We affirm the denial of Lee's habeas petition.

BENNETT, Chief District Judge, dissenting.

As Justice Fortas observed, “There is no higher duty of a court, under our constitutional system, than the careful processing and adjudication of petitions for writs of habeas corpus.” Harris v. Nelson, 394 U.S. 286, 292 (1969). “Today, as in prior centuries, the writ is a bulwark against convictions that violate ‘fundamental fairness.’”

-3- Engle v. Isaac, 456 U.S. 107, 126 (1982) (quoting Wainwright v. Sykes, 433 U.S. 72, 96-97 (1977) (Stevens, J., concurring)). With this view of the importance and purposes of a writ of habeas corpus, I am unwilling to condone what I believe was a conviction in Lee’s case that violates “fundamental fairness.” Furthermore, I do not believe that Lee’s due process claim has been procedurally defaulted, as the majority concludes, even under the current status of federal habeas law, which, in my view, increasingly elevates tortuous and tangled procedural impediments over fundamental fairness.

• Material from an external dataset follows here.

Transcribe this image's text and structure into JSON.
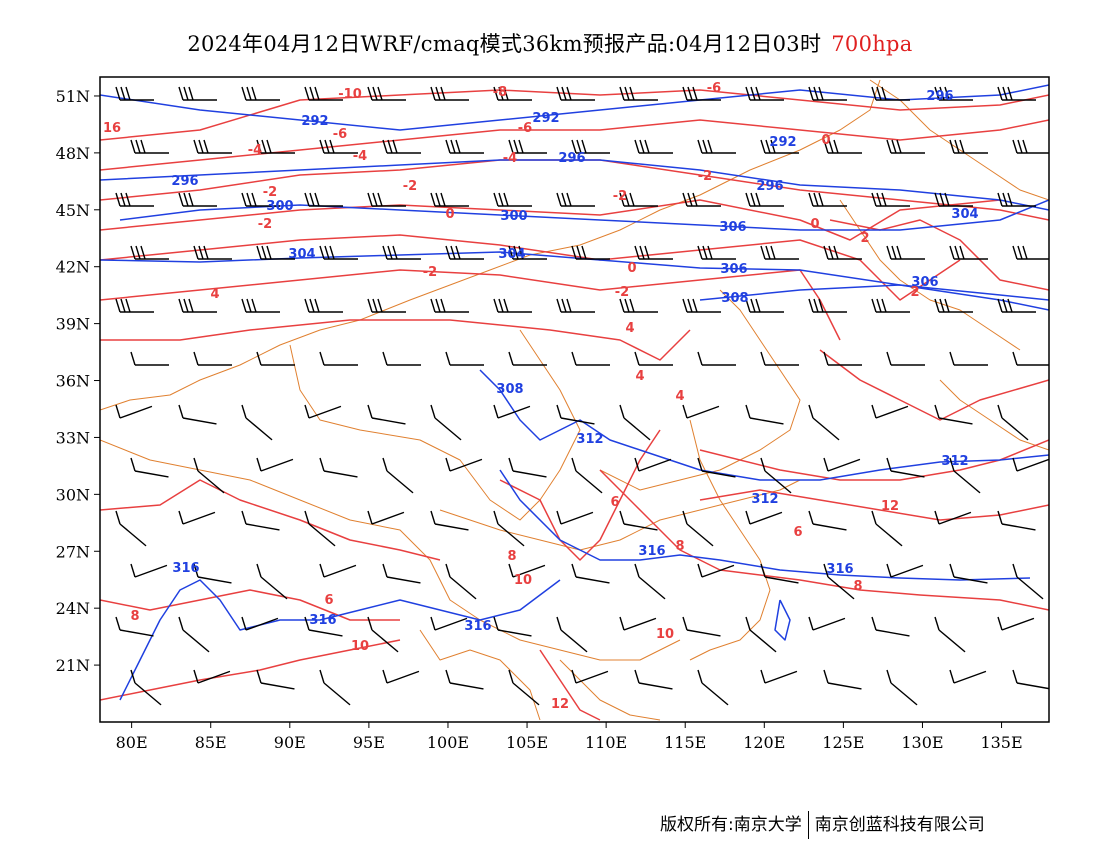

See Coleman v. Thompson, 501 U.S. 722, 759 (1991) (Blackmun, J., dissenting) (“I believe that the Court is creating a Byzantine morass of arbitrary, unnecessary, and unjustifiable impediments to the vindication of federal rights” in habeas corpus actions). For these reasons, I must respectfully dissent.

To explain why I believe that the decision below must be reversed, I find that a more detailed discussion of the circumstances of this case is required. Lee was tried in Missouri state court on charges of first-degree murder and armed criminal action. At the opening of his trial, Lee’s defense counsel promised the jury an alibi defense, complete with three alibi witnesses, who would establish that Lee was not in Kansas City, the location of the murder, on the day of the murder, but was instead in California. Indeed, the promised alibi witnesses—Lee’s mother, stepfather, and sister—had voluntarily traveled from California to Missouri to testify on Lee’s behalf at his trial and were present at the courthouse as trial began. Moreover, these witnesses were under subpoena and had previously met with defense counsel.

In its case in chief, the government presented the testimony of two witnesses who identified Lee as the getaway driver and two other witnesses who placed Lee in Kansas City within the twenty-four hours preceding the murder. However, the government presented no physical evidence linking Lee to the murder. On the Thursday morning before the state rested its case, Lee’s alibi witnesses were present at the courthouse.